Transitive Edge

concept and model

Posted by steve on March 28, 2025

I've been developing a new feature for Hiperspace that includes the extension of the Node and Edge model to include a new type of TransitativeEdge that can be transitively extended to project relationships as a Butterfly graph that that shows end-to-end relationships between nodes as relations that do not need recursive query to examine.

If you wanted to show the costs for an organization of operating a service, you'd need to include costs associated with

  • The activities performed with the service
  • The activities performed by other functions to support the fron-line activities
  • The applications, databases and other software used by the service
  • The hardware the software is hosted on
  • The costs space within a data-centre and power usage

Aggregating all this information would require a traversal of the entire graph of information, and allocation of proportion of the costs. The aggregation would cover a number of disciplines and potentially a number of steps to accumulate the information.

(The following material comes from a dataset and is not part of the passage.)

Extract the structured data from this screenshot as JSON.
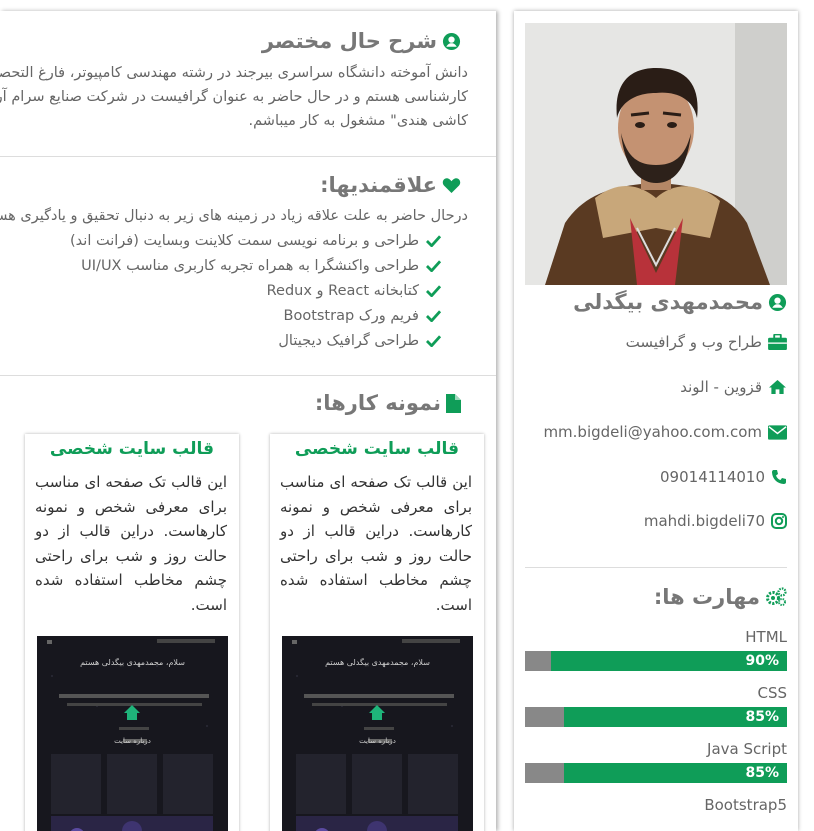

The problem of finding relevant information can be simplified using a graph-view that treats all the data as nodes and edges, but still leaves the problem of how to recursively query the data. Transitive-Edge addresses this problem by folding the entire graph of edges into a single relation that can be queries directly. If Cost is transitative then A -> B -> C -> D can be transitatively projected as A -> D.

Transitive-Edge

Transitive Edge uses the principle that an edge can be projected to a transitive-edge provided it follows one of the rules of the transitive route. For our purposes, those rules can be simplified to a set {from-type, edge-type, to-type}. ForFamily-tree is a good simple example, that uses just three Edge types {father, mother, child}, but a whole family tree can be projected from them using the Transitive Edge relation.

In this example Mark is the child of Mary is the child of Jane is the child of Eve through the Mother Edge. Mark has a transitive Edge relation to Eve because each of the edges between them follows the relation route.

The data-mode extends the Node and Edge model adding four additional field

Role Name Description
Projects Edge The final Edge that is transitively projected to a high-level relationship
Extends Source The Transitive Edge that has been e3xtended to provide this connection
Length The shortest number of Edges that have been traversed for this view, in the example Mark -> Eve the length is 3
Width The number of distinct routes that are summarized by this Transitive Edge

While Length and Width are mostly anecdotal in this example, they are very useful when considering cost allocation for application usage.

Implementation

The Hiperspace architecture makes it relatively simple and extremely fast to project these transitive edges without the need to store them in an intermediate database. The Hiperspace Graph.PathFunctions.Paths() function takes the following parameters

Parameter Type Description
root Node, or any element that can be viewed as a Node the topic of the search for Transitive Edges
route A Route model, with rules the Transudative Route model used to project Edges as Transitive Edges
length int The maximum number of edges to consider in the parallel search for Transitive Edges
targets Set of Node TypeName the end target types that should be returned

Derived Edge

For family-trees, a further derivation is possible to define {Brother, Sister, Grandmother, Grandfather, Aunt, Uncle, Cousin} edges from the transitive relations for a person by examining the Transitive-Edge or Edges that are referenced by it.

Length Width Edges Name
2 2 Parent -> Child Brother, Sister (depending on gender). Width is 2 since the routes are by Mother and Father
2 1 Parent -> Child Half-Brother , Half-Sister. Width is 2 since the route is either by Mother or Father
2 Parent -> Parent Grandmother, Grandfather
3 Parent -> Parent -> Child Aunt, Uncle
3 Parent -> Child -> Child Neice, Nephew
.. .. .. ..

Family-trees normally include a line between two people for marriage, but there is not a unique phrase to describe the relationship, somewhat amusingly ChatGPT can be persuaded to hallucinate that this relationship is Bonkers.